Homemade Chicken Stock


Over the last few months, I have begun to make my own chicken stock. All I keep thinking is “Why didn’t I try this sooner?” Homemade chicken stock taste amazing, is easy to make and freeze, and so much cheaper than buying it. Every time that I buy a rotisserie chicken from Costco, I make one or two dinners with the meat, and then I make about 18 cups of chicken stock to freeze. And the best part, the chicken only cost me $5.00!

15-20 cups of water
1 rotisserie chicken, with most of the meat removed
Handful of baby carrots or regular carrots, chopped
3-5 celery stocks (you can include the leaves)
1 large onion, chopped
2 tablespoons of Paula Deen’s House Seasoning (recipe below)

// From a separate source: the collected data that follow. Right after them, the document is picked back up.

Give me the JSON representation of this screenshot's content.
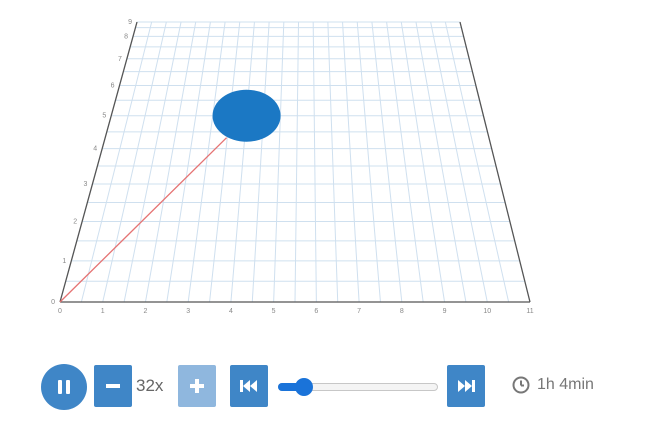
{
  "scene": {
    "x_ticks": [
      "0",
      "1",
      "2",
      "3",
      "4",
      "5",
      "6",
      "7",
      "8",
      "9",
      "10",
      "11"
    ],
    "y_ticks": [
      "0",
      "1",
      "2",
      "3",
      "4",
      "5",
      "6",
      "7",
      "8",
      "9"
    ],
    "grid_color": "#cfe0ef",
    "axis_color": "#555555",
    "trail_color": "#e57373",
    "ball_color": "#1b78c4",
    "ball_position": {
      "x": 4,
      "y": 5
    }
  },
  "controls": {
    "speed_label": "32x",
    "progress_fraction": 0.16,
    "duration_label": "1h 4min",
    "accent_color": "#3f86c7"
  }
}
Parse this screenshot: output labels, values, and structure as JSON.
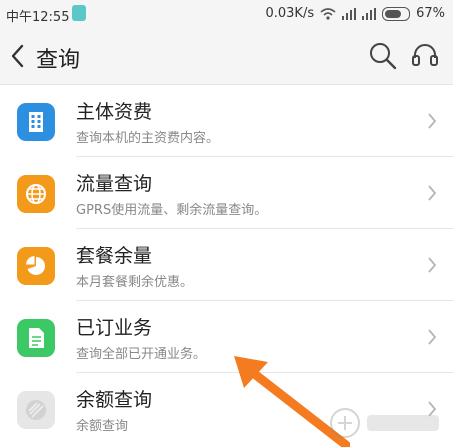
{
  "status_bar": {
    "time": "中午12:55",
    "network_speed": "0.03K/s",
    "battery": "67%"
  },
  "header": {
    "title": "查询"
  },
  "items": [
    {
      "title": "主体资费",
      "subtitle": "查询本机的主资费内容。",
      "icon": "building-icon",
      "color": "#2d8fe0"
    },
    {
      "title": "流量查询",
      "subtitle": "GPRS使用流量、剩余流量查询。",
      "icon": "globe-icon",
      "color": "#f39a1b"
    },
    {
      "title": "套餐余量",
      "subtitle": "本月套餐剩余优惠。",
      "icon": "pie-chart-icon",
      "color": "#f39a1b"
    },
    {
      "title": "已订业务",
      "subtitle": "查询全部已开通业务。",
      "icon": "document-icon",
      "color": "#3cc864"
    },
    {
      "title": "余额查询",
      "subtitle": "余额查询",
      "icon": "wallet-icon",
      "color": "#e6e6e6"
    }
  ],
  "colors": {
    "header_bg": "#f5f5f5",
    "annotation_arrow": "#f47b20"
  }
}
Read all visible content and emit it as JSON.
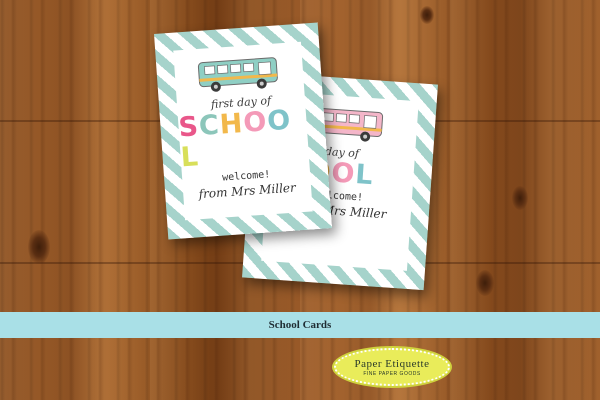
{
  "cards": [
    {
      "id": "front",
      "line1": "first day of",
      "school_letters": [
        {
          "char": "S",
          "color": "#e9578a"
        },
        {
          "char": "C",
          "color": "#8cc6ba"
        },
        {
          "char": "H",
          "color": "#f2b84b"
        },
        {
          "char": "O",
          "color": "#f49ab8"
        },
        {
          "char": "O",
          "color": "#7fc3c9"
        },
        {
          "char": "L",
          "color": "#d8df5a"
        }
      ],
      "line2": "welcome!",
      "line3": "from Mrs Miller",
      "bus_color": "#8fcfc4"
    },
    {
      "id": "back",
      "line1": "day of",
      "school_letters": [
        {
          "char": "O",
          "color": "#f2b84b"
        },
        {
          "char": "O",
          "color": "#f49ab8"
        },
        {
          "char": "L",
          "color": "#7fc3c9"
        }
      ],
      "line2": "welcome!",
      "line3": "from Mrs Miller",
      "bus_color": "#f4b6c9"
    }
  ],
  "banner": {
    "title": "School Cards"
  },
  "logo": {
    "main": "Paper Etiquette",
    "sub": "FINE PAPER GOODS"
  },
  "colors": {
    "stripe": "#a6d3cb",
    "banner": "#a9e0e7",
    "logo": "#e9ec5a",
    "wood": "#9c5c2a"
  }
}
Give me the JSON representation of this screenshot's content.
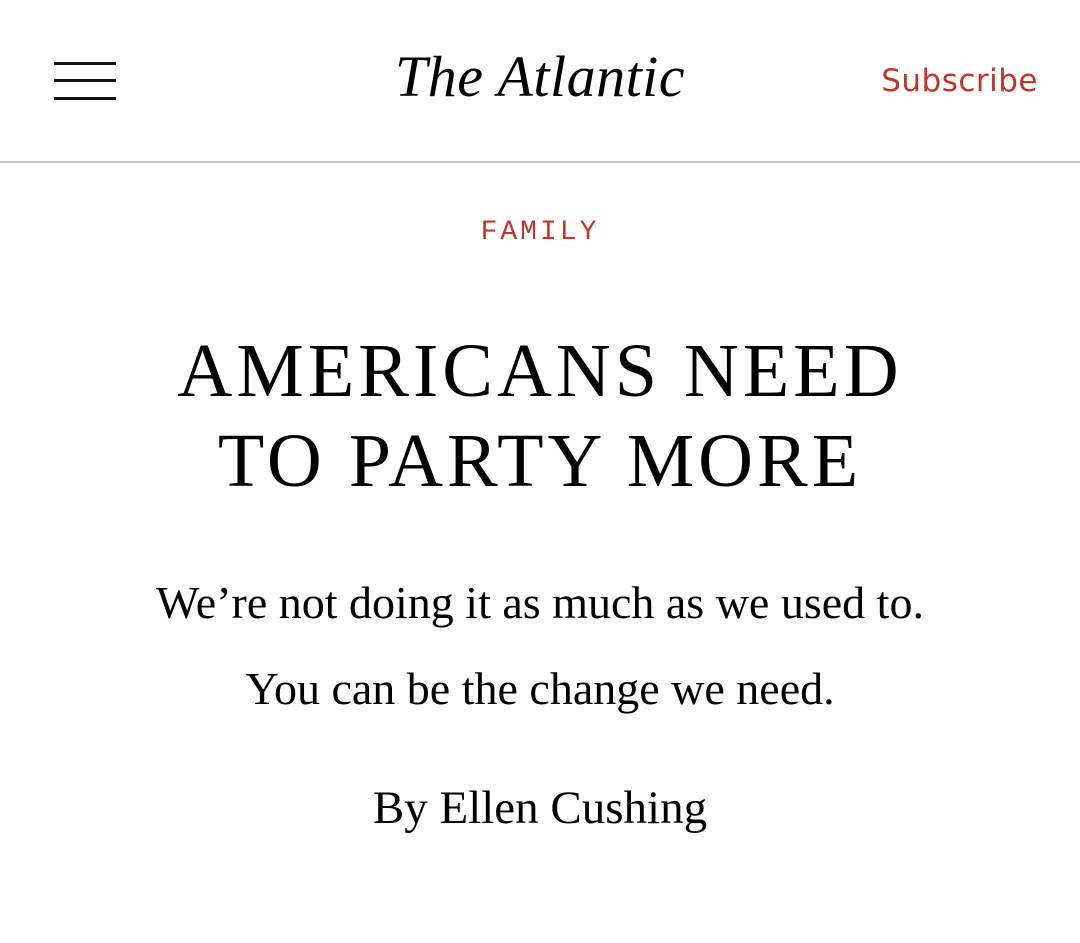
{
  "header": {
    "logo": "The Atlantic",
    "subscribe_label": "Subscribe",
    "menu_icon": "hamburger-menu-icon"
  },
  "article": {
    "section": "FAMILY",
    "headline_line1": "AMERICANS NEED",
    "headline_line2": "TO PARTY MORE",
    "dek_line1": "We’re not doing it as much as we used to.",
    "dek_line2": "You can be the change we need.",
    "byline_prefix": "By",
    "author": "Ellen Cushing"
  },
  "colors": {
    "accent": "#c2352b",
    "text": "#000000",
    "divider": "#c9c9c9",
    "background": "#ffffff"
  }
}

In a large stock pot, add your chicken (just throw the whole chicken in there, no need to remove the skin), carrots, celery and onion. Fill the pot with water until it is almost full. Add the house seasoning, and mix. Cover and bring to a boil. Reduce heat to low, and simmer for 3-4 hours. The longer you let it cook, the more flavor you will have. Once cooked, remove from heat, and strain chicken stock through a colander to remove the chicken and vegetables. Cool the broth for a for a few hours before freezing. Store in freezer safe containers (I usually freeze with 4 cups of broth per container). (AW)

Paula Deen’s House Seasoning
1 cup salt
¼ cup black pepper
¼ cup garlic powder

Mix all ingredients together and store in an airtight container for up to 6 months.